Using RSA Public Keys in Erlang
Or How I Earned a Merit Badge by Contributing a Patch to OTP
This all started with an effort to make it easier to build
Erlang-based services at work. I decided to port Opscode's
mixlib-authentication library to Erlang (see chef_authn, if
you're curious) and ran into some limitations of Erlang's public_key
module for dealing with PEM encoded RSA public keys. While sorting
out a workaround, I ended up polishing a patch which will be
included in the next Erlang release.
Clients of the Chef server use mixlib-authentication to sign requests. This involves encrypting a message digest of the request path and body along with other request details using the client's private key and packaging the authentication data as a collection base-64 encoded headers. The Chef server then uses mixlib-authentication to decrypt the authentication data using the public key stored for the client and verifying the request.
In order to authenticate a request, one needs to be able to decrypt a
message using a public key. Chef uses RSA keys for authentication and
the Chef server stores the public keys for clients in PEM format as is
output by the openssl command line tool.
It turns out that in Erlang 14B (public_key 0.8), there is no easy
to way make use of an RSA public key in the format typically available
from openssl. This was surprising to me because of openssl's ubiquity
and the name of the module being "public_key".
What I ended up learning is that the PEM files one gets from openssl
are in subject public key info format, a standard format that
contains both key data and an algorithm identifier. Incidentally,
this explains why both RSA and DSA keys in this format can begin with a
generic header line of -----BEGIN PUBLIC KEY----- and be used
without knowing ahead of time which algorithm is intended. Armed with
this info and some hints generously provided by the erlang-questions
list, I was able work around the public_key module's limitation as
follows:
read_rsa_public_key(Key) ->
Bin = erlang:iolist_to_binary(public_key_lines(re:split(Key, "\n"), [])),
Spki = public_key:der_decode('SubjectPublicKeyInfo', base64:mime_decode(Bin)),
{_, _, {0, KeyDer}} = Spki,
public_key:der_decode('RSAPublicKey', KeyDer).

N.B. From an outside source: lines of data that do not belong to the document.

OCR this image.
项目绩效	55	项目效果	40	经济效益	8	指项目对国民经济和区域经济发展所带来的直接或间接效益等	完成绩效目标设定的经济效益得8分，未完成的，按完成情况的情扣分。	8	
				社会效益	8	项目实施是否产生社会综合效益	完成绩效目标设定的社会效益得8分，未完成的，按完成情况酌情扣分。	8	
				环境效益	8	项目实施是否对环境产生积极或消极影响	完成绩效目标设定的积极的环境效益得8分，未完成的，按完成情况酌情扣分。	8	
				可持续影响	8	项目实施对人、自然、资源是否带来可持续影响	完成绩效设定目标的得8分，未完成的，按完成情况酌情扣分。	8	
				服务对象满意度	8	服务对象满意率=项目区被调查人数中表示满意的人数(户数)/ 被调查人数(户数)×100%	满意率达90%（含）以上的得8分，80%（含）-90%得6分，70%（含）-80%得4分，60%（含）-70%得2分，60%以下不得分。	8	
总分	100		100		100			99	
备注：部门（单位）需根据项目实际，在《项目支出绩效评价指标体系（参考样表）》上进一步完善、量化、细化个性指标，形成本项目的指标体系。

public_key_lines([<<"-----BEGIN PUBLIC KEY-----">>|Rest], Acc) ->
public_key_lines(Rest, Acc);
public_key_lines([<<"-----END PUBLIC KEY-----">>|_Rest], Acc) ->
lists:reverse(Acc);
public_key_lines([Line|Rest], Acc) ->
public_key_lines(Rest, [Line|Acc]).
Seeing an opportunity to improve the public_key module and, to be
honest, hoping to get a patch into the Erlang sources, I cooked up
some changes that add more straight-forward support for subject public
key info encoded keys. Special thanks to Ingela Andin on the OTP team
at Ericson for answering questions, providing some critical hints, and
shepherding the patch through the review process. Here's how you can
read RSA public keys in the up and coming version of the public_key
module:
{ok, RSAPubPem} = file:read_file("rsa_pub.pem"),
PemEntries = public_key:pem_decode(RSAPubPem),
RSAPubKey = public_key:pem_entry_decode(hd(PemEntries)),
at which point happiness ensues and I get my badge (one of many, but the first one for Erlang).